Adropin has been identified as potent regulatory hormone implicated in insulin sensitivity and the maintenance of energy homeostasis. The aim of current study was to investigate serum adropin concentrations of type 2 diabetes mellitus (T2DM) patients in the fasting status, especially those overweight/obese and evaluate the relationships between adropin levels and metabolic parameters. A total of 116 T2DM patients and 60 controls with normal glucose tolerance (NGT) were recruited to the study. Adropin concentration was determined using commercial ELISA kits. Anthropometric characteristics were collected and biochemistry, glycosylated hemoglobin A1c (HbA1c) and fasting insulin (FIns) were detected by clinical laboratory. Insulin resistance was estimated by homeostasis model 2 assessment of insulin resistance (HOMA2-IR).
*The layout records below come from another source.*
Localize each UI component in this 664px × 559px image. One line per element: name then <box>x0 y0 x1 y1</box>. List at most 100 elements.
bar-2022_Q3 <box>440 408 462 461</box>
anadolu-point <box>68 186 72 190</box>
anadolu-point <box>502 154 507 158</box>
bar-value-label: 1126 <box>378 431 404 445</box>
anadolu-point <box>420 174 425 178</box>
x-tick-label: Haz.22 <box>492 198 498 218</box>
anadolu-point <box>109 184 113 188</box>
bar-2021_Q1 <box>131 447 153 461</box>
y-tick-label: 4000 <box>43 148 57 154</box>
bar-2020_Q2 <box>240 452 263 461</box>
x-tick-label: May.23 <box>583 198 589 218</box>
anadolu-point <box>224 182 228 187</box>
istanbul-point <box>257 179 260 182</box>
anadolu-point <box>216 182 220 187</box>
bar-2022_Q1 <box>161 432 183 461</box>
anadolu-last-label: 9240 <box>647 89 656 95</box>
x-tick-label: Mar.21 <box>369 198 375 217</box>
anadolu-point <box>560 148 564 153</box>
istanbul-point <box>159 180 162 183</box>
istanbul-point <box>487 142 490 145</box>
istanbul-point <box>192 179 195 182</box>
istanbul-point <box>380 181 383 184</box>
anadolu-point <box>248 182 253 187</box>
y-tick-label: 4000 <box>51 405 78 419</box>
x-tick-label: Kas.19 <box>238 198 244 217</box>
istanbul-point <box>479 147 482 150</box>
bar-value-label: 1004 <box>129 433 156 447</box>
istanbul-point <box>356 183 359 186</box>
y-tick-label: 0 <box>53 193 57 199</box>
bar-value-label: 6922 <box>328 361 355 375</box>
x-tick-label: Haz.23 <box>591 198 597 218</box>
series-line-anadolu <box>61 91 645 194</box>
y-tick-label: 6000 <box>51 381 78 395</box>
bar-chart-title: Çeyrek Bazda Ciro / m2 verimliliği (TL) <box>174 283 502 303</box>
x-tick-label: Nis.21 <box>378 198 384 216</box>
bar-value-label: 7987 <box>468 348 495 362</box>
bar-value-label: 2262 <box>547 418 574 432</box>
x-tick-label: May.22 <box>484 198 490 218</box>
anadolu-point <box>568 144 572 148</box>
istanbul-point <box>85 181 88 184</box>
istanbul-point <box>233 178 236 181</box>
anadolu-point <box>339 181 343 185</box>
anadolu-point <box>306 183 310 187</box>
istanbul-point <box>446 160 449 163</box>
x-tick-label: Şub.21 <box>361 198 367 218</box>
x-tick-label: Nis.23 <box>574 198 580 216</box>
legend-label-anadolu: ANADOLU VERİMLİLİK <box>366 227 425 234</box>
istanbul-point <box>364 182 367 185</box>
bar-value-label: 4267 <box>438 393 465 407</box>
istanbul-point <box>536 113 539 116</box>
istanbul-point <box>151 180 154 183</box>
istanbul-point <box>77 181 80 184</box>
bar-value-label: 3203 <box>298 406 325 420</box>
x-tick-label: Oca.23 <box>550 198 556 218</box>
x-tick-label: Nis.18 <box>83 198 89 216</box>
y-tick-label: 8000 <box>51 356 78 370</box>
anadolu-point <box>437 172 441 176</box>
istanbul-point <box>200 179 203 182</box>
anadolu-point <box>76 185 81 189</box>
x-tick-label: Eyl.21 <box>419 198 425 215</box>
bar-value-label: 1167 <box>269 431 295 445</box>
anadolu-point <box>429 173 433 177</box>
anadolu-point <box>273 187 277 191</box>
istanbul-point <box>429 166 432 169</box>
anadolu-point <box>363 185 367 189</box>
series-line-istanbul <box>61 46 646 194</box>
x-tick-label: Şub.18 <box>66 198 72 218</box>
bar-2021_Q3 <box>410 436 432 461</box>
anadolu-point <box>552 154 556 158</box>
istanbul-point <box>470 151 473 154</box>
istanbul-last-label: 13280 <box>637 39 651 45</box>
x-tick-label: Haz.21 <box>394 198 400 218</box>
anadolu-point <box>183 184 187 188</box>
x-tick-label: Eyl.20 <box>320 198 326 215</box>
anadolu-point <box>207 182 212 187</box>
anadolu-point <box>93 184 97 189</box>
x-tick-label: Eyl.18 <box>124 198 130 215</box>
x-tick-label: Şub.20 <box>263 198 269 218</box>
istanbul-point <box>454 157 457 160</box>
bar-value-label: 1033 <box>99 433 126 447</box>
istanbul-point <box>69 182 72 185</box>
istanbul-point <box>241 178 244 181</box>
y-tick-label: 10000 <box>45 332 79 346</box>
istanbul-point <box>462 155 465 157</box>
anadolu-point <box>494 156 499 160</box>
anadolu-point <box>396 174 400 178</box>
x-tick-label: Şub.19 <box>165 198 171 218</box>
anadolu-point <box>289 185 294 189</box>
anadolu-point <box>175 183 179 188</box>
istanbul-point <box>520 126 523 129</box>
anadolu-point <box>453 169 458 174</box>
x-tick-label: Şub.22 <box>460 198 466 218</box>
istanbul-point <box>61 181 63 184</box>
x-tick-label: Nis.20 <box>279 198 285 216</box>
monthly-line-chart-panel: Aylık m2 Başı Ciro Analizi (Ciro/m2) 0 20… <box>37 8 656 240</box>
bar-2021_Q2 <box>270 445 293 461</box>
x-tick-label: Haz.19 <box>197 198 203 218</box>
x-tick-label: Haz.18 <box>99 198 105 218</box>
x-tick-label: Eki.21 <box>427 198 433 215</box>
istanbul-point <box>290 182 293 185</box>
Serum adropin levels in Chinese T2DM patients were decreased compared with the controls [3.8 (3.0-5.5) vs. 5.5 (3.7-7.9) ng/mL, p < 0.01]. Meanwhile, overweight/obese patients had more considerably reduced levels of adropin. Adropin level was negatively correlated with body mass index (BMI), high-sensitive C reactive protein (hs-CRP), triglycerides (TG), fasting plasma glucose (FPG), FIns, HOMA2-IR and HbA1c, while positively with high-density lipoprotein cholesterol (HDL-C) in study participants (p < 0.01). The correlations of adropin with glucolipid variables (TG, HDL-C, FPG, FIns, HOMA2-IR, HbA1c) still existed after adjusting the effect of BMI. Besides, HOMA2-IR and HbA1c were independent factors associated with serum adropin levels. Binary logistic regression analyses showed that adropin was significantly associated with T2DM after removing confounding factors (p < 0.01). Receiver operating characteristic (ROC) curve demonstrated adropin concentration of 5.8 ng/mL could be used as a possible optimal cut-off value to identify T2DM from non-T2DM with sensitivity of 81.9% and specificity of 46.7%. Serum adropin concentrations are decreased in Chinese T2DM patients, especially those overweight/obese. Adropin, associated with glucolipid homeostasis and insulin sensitivity, may implicate in the pathogenesis of T2DM.